Scientists found that a dinosaur the size of a double decker bus had a brain that was only roughly the size of a tennis ball.

UK researchers found that the titanosaur, a dinosaur that lived around 72 million years ago, had a brain that is 6.3 cm big based on a skull of the dinosaur that was found in Spain last 2007.

With this discovery, the team was able to construct a digital image of the cavity for the brain as well as where cranial nerves and a number of blood vessels traveled around the skull.

Researchers were especially delighted by this find because, unlike the vertebrae, rib and other big bones, skulls are rare.  They are also known to be very fragile, so very few survive remaining complete and intact.

"This is such a rare finding that is why it is so exciting. Usually we find vertebrae or other bones, very rarely the braincase and this one is complete," said Fabien Knoll, researcher from the University of Manchester.

A titanosaur is actually a type of sauropod, a four-legged giant herbivore with a long neck and tail. It is a distant relative of the Diplodocus, and resembled a Brachiosaurus, two other gentle, long-necked herbivorous giants.

Titanosaurs lived in many parts of the world, with some of their fossils being found in Queensland, Argentina and New Zealand.  

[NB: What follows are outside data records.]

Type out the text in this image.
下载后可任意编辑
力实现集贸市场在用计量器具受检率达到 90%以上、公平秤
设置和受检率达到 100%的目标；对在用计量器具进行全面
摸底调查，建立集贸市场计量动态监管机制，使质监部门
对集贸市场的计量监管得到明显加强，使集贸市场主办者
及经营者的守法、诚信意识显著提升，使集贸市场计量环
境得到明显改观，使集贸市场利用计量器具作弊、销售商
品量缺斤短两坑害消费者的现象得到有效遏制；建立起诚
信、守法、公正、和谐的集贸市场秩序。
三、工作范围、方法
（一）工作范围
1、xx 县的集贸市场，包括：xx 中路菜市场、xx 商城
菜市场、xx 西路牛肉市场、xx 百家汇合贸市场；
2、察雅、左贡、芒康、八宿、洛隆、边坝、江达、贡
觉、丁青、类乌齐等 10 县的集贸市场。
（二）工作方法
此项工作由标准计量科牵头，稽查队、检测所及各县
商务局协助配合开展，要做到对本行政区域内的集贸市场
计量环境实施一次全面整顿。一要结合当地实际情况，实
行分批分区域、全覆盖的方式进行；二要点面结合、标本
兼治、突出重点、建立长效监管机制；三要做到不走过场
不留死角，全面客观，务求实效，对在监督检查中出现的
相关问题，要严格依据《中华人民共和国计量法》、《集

There are different species of titanosaurs, with sizes and lengths ranging widely among species.

"Titanosaurs are a remarkable group of dinosaurs, with species ranging from the weight of a cow to the weight of a sperm whale," said Matthew Lamanna, a researcher who wrote a paper about the Dreadnoughtus schrani, a kind of titanosaur.  

However, because most of titanosaurs' fossils are found incomplete, much about them are still unknown. Titanosaurs' fossils and remains, in fact, often end up more scattered apart and incomplete than those of other dinosaurs.

The recovered skull, scientist said, could help them understand more about how dinosaurs lived and how they functioned on an intellectual and sensory level.

"Currently we know very little about the brain of dinosaurs," Knoll said.  He added that learning more about the dinosaurs' brains and nervous system is essential to understand more about their cognitive skills or how their senses perceived the environment.